BDP' önerdiği özerkliğin, siyasal boyutları belli oldu.
İlki bölgesel yönetimin sembolü olan bayraktır. Onlara göre, bugün devlet bunu kabul etmiyor. Ancak uğraşacaklarını söylüyorlar. Diğeri ise bölgesel parlamentodur, onu da tartışmıyorlar. Ama bölgesel parlamento görevini yürütecek, kongreyi şimdiden kurduklarını belirtiyorlar. Bölgesel yönetimin başkentini, müzakere anına bırakıyorlar.
İstenen özerklikte, halkın kendi kendini yöneteceği öz yönetim organları teşkil edilecek. Köy, sokak komünleri, mahalle meclisleri, kent meclisleri... oluşturmaya devam ettiklerini, halkın kendi bütçesini belirlemesinin yolunun açılacağını da belirtiyorlar.
Özerklik bölgede, öncelikle anadilde kreşler, anaokulları açılacak, çocuklar, üç yaşında, henüz annesinden doğru dürüst Kürtçe öğrenmemişken, Türkçe öğrenmesine karşı çıkıyorlar. İlköğretimde, anadilini kavratan bir çalışma yürütülecek. Ortaöğretimde, Kürtçe' yle beraber, Türkçe 'de, öğretilecek.
Bu gelişmeleri, yadırgamamak lazımdır. Televizyonlarda programlara katılan bilim adamı! , politikacı! ve yazarlar!"ulusal milliyetçiliği", günah keçisi olarak gördüler. Kürt milliyetçiliği destek görürken, geçmişin hazımsızlığını yaşayan azınlıklar, Avrupa Birliği ülkeleri ve bazı etnik gruplar, "TÜRKLERİ" ve MİLLİYETÇİLİĞİ" hedef aldı.
Özellikle de Başbakan Erdoğan' ın, " Hani milliyetçilikle geçinenler var ya, bunlar, milliyetçi filan değil. Bunlar ırkçı, ayrımcı, kafatasçı, bunlar milliyetçi değil. " sözleri aklıselim insanlarımızı üzerken, dış ve iç şer odakları da umutlandırmıştır.
Oysa Türk milliyetçiliği, emperyalizme ve enternasyonalizme karşı bir isyan ve bir reaksiyon olarak doğmuştur. Türk milliyetçiliği, bazı siyasilerin düşündüğü gibi ırkçı ve Turancı da değildir.

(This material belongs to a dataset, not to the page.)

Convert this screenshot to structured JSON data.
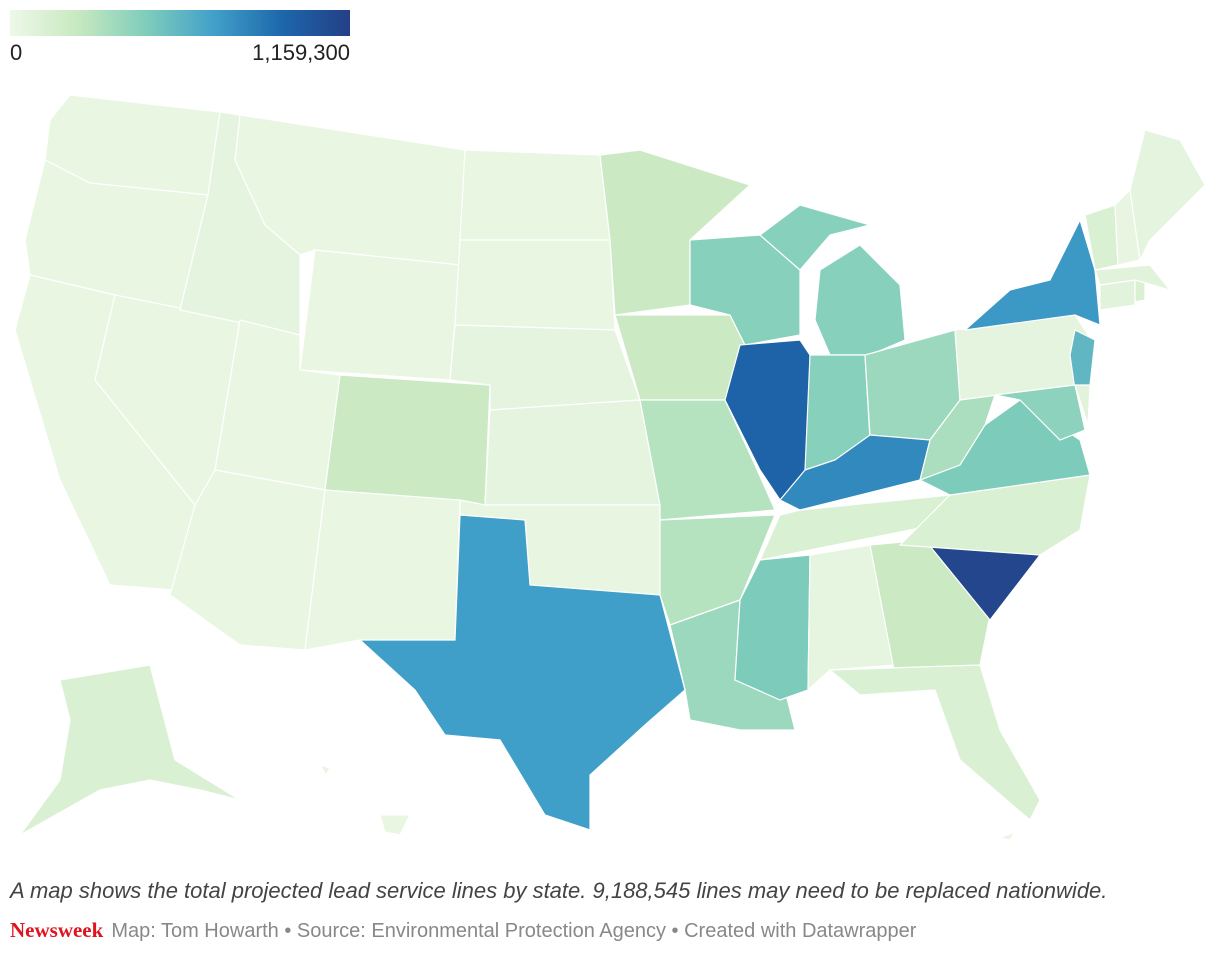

Diğer yandan Türk milliyetçiliği, ırkçılık, kozmopolitim, mukaddesatçılık, şovenizm, totaliter milliyetçilik ve komünizm gibi, akımlara karşıdır. Bu akımlarla da, Türk milliyetçiliğini bağdaştırmak, mümkün değildir.

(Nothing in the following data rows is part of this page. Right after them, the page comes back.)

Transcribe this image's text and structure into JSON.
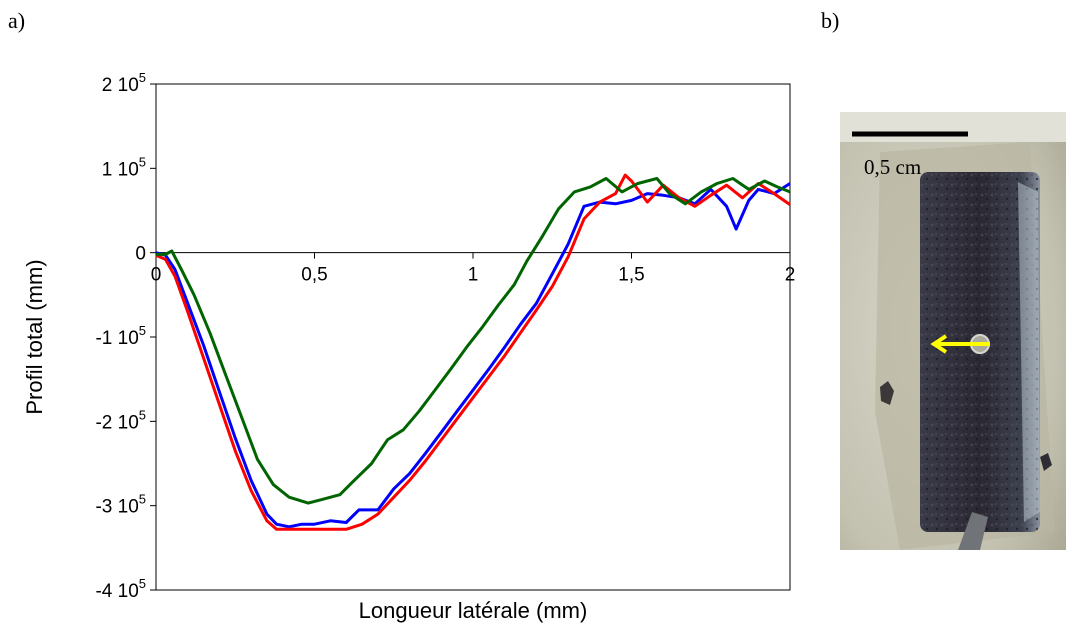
{
  "panels": {
    "a": "a)",
    "b": "b)"
  },
  "chart_data": {
    "type": "line",
    "xlabel": "Longueur latérale (mm)",
    "ylabel": "Profil total (mm)",
    "xlim": [
      0,
      2
    ],
    "ylim": [
      -400000,
      200000
    ],
    "x_ticks": [
      {
        "value": 0,
        "label": "0"
      },
      {
        "value": 0.5,
        "label": "0,5"
      },
      {
        "value": 1,
        "label": "1"
      },
      {
        "value": 1.5,
        "label": "1,5"
      },
      {
        "value": 2,
        "label": "2"
      }
    ],
    "y_ticks": [
      {
        "value": 200000,
        "mant": "2 10",
        "exp": "5"
      },
      {
        "value": 100000,
        "mant": "1 10",
        "exp": "5"
      },
      {
        "value": 0,
        "mant": "0",
        "exp": ""
      },
      {
        "value": -100000,
        "mant": "-1 10",
        "exp": "5"
      },
      {
        "value": -200000,
        "mant": "-2 10",
        "exp": "5"
      },
      {
        "value": -300000,
        "mant": "-3 10",
        "exp": "5"
      },
      {
        "value": -400000,
        "mant": "-4 10",
        "exp": "5"
      }
    ],
    "grid": false,
    "series": [
      {
        "color": "#0000ff",
        "points": [
          [
            0,
            0
          ],
          [
            0.03,
            -3000
          ],
          [
            0.06,
            -20000
          ],
          [
            0.1,
            -60000
          ],
          [
            0.15,
            -110000
          ],
          [
            0.2,
            -165000
          ],
          [
            0.25,
            -220000
          ],
          [
            0.3,
            -270000
          ],
          [
            0.35,
            -310000
          ],
          [
            0.38,
            -322000
          ],
          [
            0.42,
            -325000
          ],
          [
            0.46,
            -322000
          ],
          [
            0.5,
            -322000
          ],
          [
            0.55,
            -318000
          ],
          [
            0.6,
            -320000
          ],
          [
            0.64,
            -305000
          ],
          [
            0.7,
            -305000
          ],
          [
            0.75,
            -280000
          ],
          [
            0.8,
            -262000
          ],
          [
            0.85,
            -238000
          ],
          [
            0.9,
            -213000
          ],
          [
            0.95,
            -188000
          ],
          [
            1.0,
            -163000
          ],
          [
            1.05,
            -138000
          ],
          [
            1.1,
            -112000
          ],
          [
            1.15,
            -85000
          ],
          [
            1.2,
            -60000
          ],
          [
            1.25,
            -25000
          ],
          [
            1.3,
            10000
          ],
          [
            1.35,
            55000
          ],
          [
            1.4,
            60000
          ],
          [
            1.45,
            58000
          ],
          [
            1.5,
            62000
          ],
          [
            1.55,
            70000
          ],
          [
            1.6,
            68000
          ],
          [
            1.65,
            65000
          ],
          [
            1.7,
            58000
          ],
          [
            1.75,
            75000
          ],
          [
            1.8,
            55000
          ],
          [
            1.83,
            28000
          ],
          [
            1.87,
            62000
          ],
          [
            1.9,
            75000
          ],
          [
            1.95,
            70000
          ],
          [
            2.0,
            82000
          ]
        ]
      },
      {
        "color": "#ff0000",
        "points": [
          [
            0,
            -3000
          ],
          [
            0.03,
            -8000
          ],
          [
            0.06,
            -28000
          ],
          [
            0.1,
            -70000
          ],
          [
            0.15,
            -125000
          ],
          [
            0.2,
            -180000
          ],
          [
            0.25,
            -235000
          ],
          [
            0.3,
            -282000
          ],
          [
            0.35,
            -318000
          ],
          [
            0.38,
            -328000
          ],
          [
            0.45,
            -328000
          ],
          [
            0.5,
            -328000
          ],
          [
            0.55,
            -328000
          ],
          [
            0.6,
            -328000
          ],
          [
            0.65,
            -322000
          ],
          [
            0.7,
            -310000
          ],
          [
            0.75,
            -290000
          ],
          [
            0.8,
            -270000
          ],
          [
            0.85,
            -247000
          ],
          [
            0.9,
            -222000
          ],
          [
            0.95,
            -197000
          ],
          [
            1.0,
            -172000
          ],
          [
            1.05,
            -147000
          ],
          [
            1.1,
            -122000
          ],
          [
            1.15,
            -95000
          ],
          [
            1.2,
            -68000
          ],
          [
            1.25,
            -40000
          ],
          [
            1.3,
            -5000
          ],
          [
            1.35,
            40000
          ],
          [
            1.4,
            60000
          ],
          [
            1.45,
            70000
          ],
          [
            1.48,
            92000
          ],
          [
            1.5,
            85000
          ],
          [
            1.55,
            60000
          ],
          [
            1.6,
            80000
          ],
          [
            1.65,
            65000
          ],
          [
            1.7,
            55000
          ],
          [
            1.75,
            68000
          ],
          [
            1.8,
            80000
          ],
          [
            1.85,
            65000
          ],
          [
            1.9,
            82000
          ],
          [
            1.95,
            70000
          ],
          [
            2.0,
            57000
          ]
        ]
      },
      {
        "color": "#006400",
        "points": [
          [
            0,
            -2000
          ],
          [
            0.03,
            -2000
          ],
          [
            0.05,
            2000
          ],
          [
            0.08,
            -20000
          ],
          [
            0.12,
            -50000
          ],
          [
            0.17,
            -95000
          ],
          [
            0.22,
            -145000
          ],
          [
            0.27,
            -195000
          ],
          [
            0.32,
            -245000
          ],
          [
            0.37,
            -275000
          ],
          [
            0.42,
            -290000
          ],
          [
            0.48,
            -297000
          ],
          [
            0.52,
            -293000
          ],
          [
            0.58,
            -287000
          ],
          [
            0.62,
            -272000
          ],
          [
            0.68,
            -250000
          ],
          [
            0.73,
            -222000
          ],
          [
            0.78,
            -210000
          ],
          [
            0.83,
            -188000
          ],
          [
            0.88,
            -163000
          ],
          [
            0.93,
            -138000
          ],
          [
            0.98,
            -112000
          ],
          [
            1.03,
            -88000
          ],
          [
            1.08,
            -62000
          ],
          [
            1.13,
            -38000
          ],
          [
            1.17,
            -10000
          ],
          [
            1.22,
            20000
          ],
          [
            1.27,
            52000
          ],
          [
            1.32,
            72000
          ],
          [
            1.37,
            78000
          ],
          [
            1.42,
            88000
          ],
          [
            1.47,
            72000
          ],
          [
            1.52,
            82000
          ],
          [
            1.58,
            88000
          ],
          [
            1.62,
            70000
          ],
          [
            1.67,
            58000
          ],
          [
            1.72,
            72000
          ],
          [
            1.77,
            82000
          ],
          [
            1.82,
            88000
          ],
          [
            1.87,
            75000
          ],
          [
            1.92,
            85000
          ],
          [
            1.96,
            78000
          ],
          [
            2.0,
            72000
          ]
        ]
      }
    ]
  },
  "photo": {
    "scale_label": "0,5 cm",
    "arrow_color": "#ffff00"
  }
}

Bazı siyasilerin ve sanal aydınların "ULUS " "ÜNİTER" devlete karşı, adeta savaş açtılar. Gerçekleştirmek ve "ULUSAL MİLLİYETÇİLİĞİ" pasifsize etmek için de, her yolu deniyorlar ve mubah sayıyorlar.

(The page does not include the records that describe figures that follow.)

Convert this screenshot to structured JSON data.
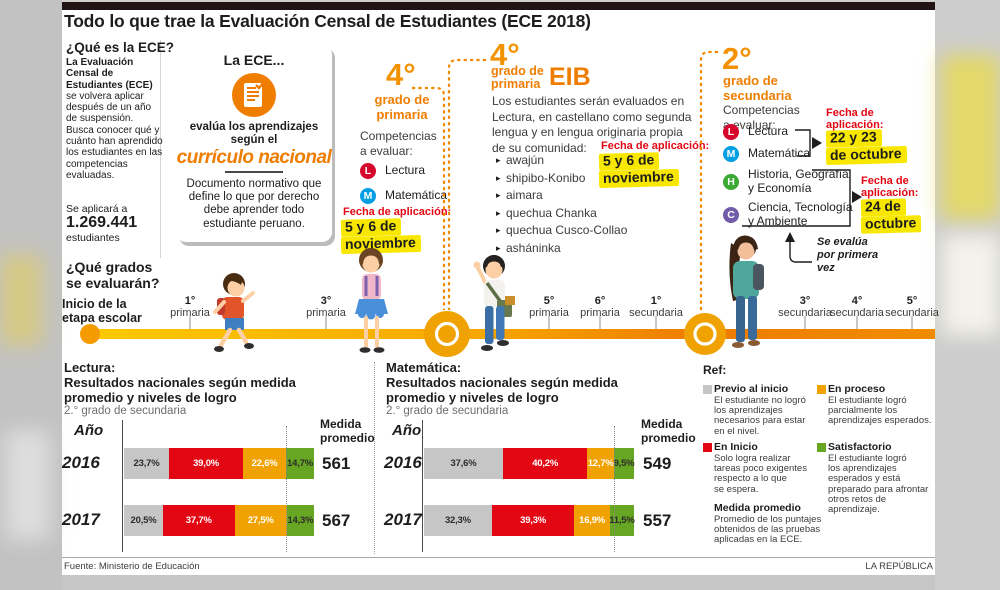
{
  "header": {
    "title": "Todo lo que trae la Evaluación Censal de Estudiantes (ECE 2018)"
  },
  "what_is": {
    "heading": "¿Qué es la ECE?",
    "bold_intro": "La Evaluación Censal de Estudiantes (ECE)",
    "body": " se volvera aplicar después de un año de suspensión. Busca conocer qué y cuánto han aprendido los estudiantes en las competencias evaluadas.",
    "apply_label": "Se aplicará a",
    "apply_number": "1.269.441",
    "apply_suffix": "estudiantes"
  },
  "ece_card": {
    "title": "La ECE...",
    "line1_lines": [
      "evalúa los aprendizajes",
      "según el"
    ],
    "highlight": "currículo nacional",
    "body": "Documento normativo que define lo que por derecho debe aprender todo estudiante peruano."
  },
  "grade4_primaria": {
    "number": "4°",
    "grade_lines": [
      "grado de",
      "primaria"
    ],
    "competencias_lines": [
      "Competencias",
      "a evaluar:"
    ],
    "subjects": [
      {
        "letter": "L",
        "label": "Lectura",
        "color": "#d6072c"
      },
      {
        "letter": "M",
        "label": "Matemática",
        "color": "#009fe3"
      }
    ],
    "fecha_label": "Fecha de aplicación:",
    "fecha_lines": [
      "5 y 6 de",
      "noviembre"
    ]
  },
  "grade4_eib": {
    "number": "4°",
    "grade_lines": [
      "grado de",
      "primaria"
    ],
    "tag": "EIB",
    "body": "Los estudiantes serán evaluados en Lectura, en castellano como segunda lengua y en lengua originaria propia de su comunidad:",
    "languages": [
      "awajún",
      "shipibo-Konibo",
      "aimara",
      "quechua Chanka",
      "quechua Cusco-Collao",
      "asháninka"
    ],
    "fecha_label": "Fecha de aplicación:",
    "fecha_lines": [
      "5 y 6 de",
      "noviembre"
    ]
  },
  "grade2_secundaria": {
    "number": "2°",
    "grade_lines": [
      "grado de",
      "secundaria"
    ],
    "competencias_lines": [
      "Competencias",
      "a evaluar:"
    ],
    "subjects": [
      {
        "letter": "L",
        "label_lines": [
          "Lectura"
        ],
        "color": "#d6072c"
      },
      {
        "letter": "M",
        "label_lines": [
          "Matemática"
        ],
        "color": "#009fe3"
      },
      {
        "letter": "H",
        "label_lines": [
          "Historia, Geografía",
          "y Economía"
        ],
        "color": "#3aaa35"
      },
      {
        "letter": "C",
        "label_lines": [
          "Ciencia, Tecnología",
          "y Ambiente"
        ],
        "color": "#705ca8"
      }
    ],
    "fecha1_lines": [
      "Fecha de",
      "aplicación:"
    ],
    "fecha1_dates": [
      "22 y 23",
      "de octubre"
    ],
    "fecha2_lines": [
      "Fecha de",
      "aplicación:"
    ],
    "fecha2_dates": [
      "24 de",
      "octubre"
    ],
    "first_time_lines": [
      "Se evalúa",
      "por primera",
      "vez"
    ]
  },
  "timeline": {
    "heading_lines": [
      "¿Qué grados",
      "se evaluarán?"
    ],
    "start_label_lines": [
      "Inicio de la",
      "etapa escolar"
    ],
    "stops": [
      {
        "grade": "1°",
        "name": "primaria"
      },
      {
        "grade": "3°",
        "name": "primaria"
      },
      {
        "grade": "5°",
        "name": "primaria"
      },
      {
        "grade": "6°",
        "name": "primaria"
      },
      {
        "grade": "1°",
        "name": "secundaria"
      },
      {
        "grade": "3°",
        "name": "secundaria"
      },
      {
        "grade": "4°",
        "name": "secundaria"
      },
      {
        "grade": "5°",
        "name": "secundaria"
      }
    ]
  },
  "chart_data": [
    {
      "type": "bar",
      "title_lines": [
        "Lectura:",
        "Resultados nacionales según medida",
        "promedio y  niveles de logro"
      ],
      "subtitle": "2.° grado de secundaria",
      "col_year": "Año",
      "col_value_lines": [
        "Medida",
        "promedio"
      ],
      "segments": [
        "Previo al inicio",
        "En inicio",
        "En proceso",
        "Satisfactorio"
      ],
      "colors": [
        "#c6c6c6",
        "#e30613",
        "#f0a202",
        "#67a622"
      ],
      "rows": [
        {
          "year": "2016",
          "values": [
            23.7,
            39.0,
            22.6,
            14.7
          ],
          "labels": [
            "23,7%",
            "39,0%",
            "22,6%",
            "14,7%"
          ],
          "value": "561"
        },
        {
          "year": "2017",
          "values": [
            20.5,
            37.7,
            27.5,
            14.3
          ],
          "labels": [
            "20,5%",
            "37,7%",
            "27,5%",
            "14,3%"
          ],
          "value": "567"
        }
      ],
      "xlabel": "",
      "ylabel": ""
    },
    {
      "type": "bar",
      "title_lines": [
        "Matemática:",
        "Resultados nacionales según medida",
        "promedio y  niveles de logro"
      ],
      "subtitle": "2.° grado de secundaria",
      "col_year": "Año",
      "col_value_lines": [
        "Medida",
        "promedio"
      ],
      "segments": [
        "Previo al inicio",
        "En inicio",
        "En proceso",
        "Satisfactorio"
      ],
      "colors": [
        "#c6c6c6",
        "#e30613",
        "#f0a202",
        "#67a622"
      ],
      "rows": [
        {
          "year": "2016",
          "values": [
            37.6,
            40.2,
            12.7,
            9.5
          ],
          "labels": [
            "37,6%",
            "40,2%",
            "12,7%",
            "9,5%"
          ],
          "value": "549"
        },
        {
          "year": "2017",
          "values": [
            32.3,
            39.3,
            16.9,
            11.5
          ],
          "labels": [
            "32,3%",
            "39,3%",
            "16,9%",
            "11,5%"
          ],
          "value": "557"
        }
      ],
      "xlabel": "",
      "ylabel": ""
    }
  ],
  "legend": {
    "heading": "Ref:",
    "items": [
      {
        "title": "Previo al inicio",
        "color": "#c6c6c6",
        "lines": [
          "El estudiante no logró",
          "los aprendizajes",
          "necesarios para estar",
          "en el nivel."
        ]
      },
      {
        "title": "En Inicio",
        "color": "#e30613",
        "lines": [
          "Solo logra realizar",
          "tareas poco exigentes",
          "respecto a lo que",
          "se espera."
        ]
      },
      {
        "title": "Medida promedio",
        "color": "",
        "lines": [
          "Promedio de los puntajes",
          "obtenidos de las pruebas",
          "aplicadas en la ECE."
        ]
      },
      {
        "title": "En proceso",
        "color": "#f0a202",
        "lines": [
          "El estudiante logró",
          "parcialmente los",
          "aprendizajes esperados."
        ]
      },
      {
        "title": "Satisfactorio",
        "color": "#67a622",
        "lines": [
          "El estudiante logró",
          "los aprendizajes",
          "esperados y está",
          "preparado para afrontar",
          "otros retos de aprendizaje."
        ]
      }
    ]
  },
  "footer": {
    "source": "Fuente: Ministerio de Educación",
    "brand": "LA REPÚBLICA"
  }
}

Türk halkı, kimliğine ve değerlerine sahip çıkmak zorundadır. Aksi halde, Rahmetli Turgut ÖZAKMAN' nın, "DİRLİĞİN, BİRLİĞİN, DİLİN, BENLİĞİN, TARİHİN, YURDUN, ADIN, BİR KEZ DAHA GİDERSE, BİR DAHA HİÇ GERİ DÖMEZ..." uyarısı hayata geçer. Son pişmanlık da fayda vermez.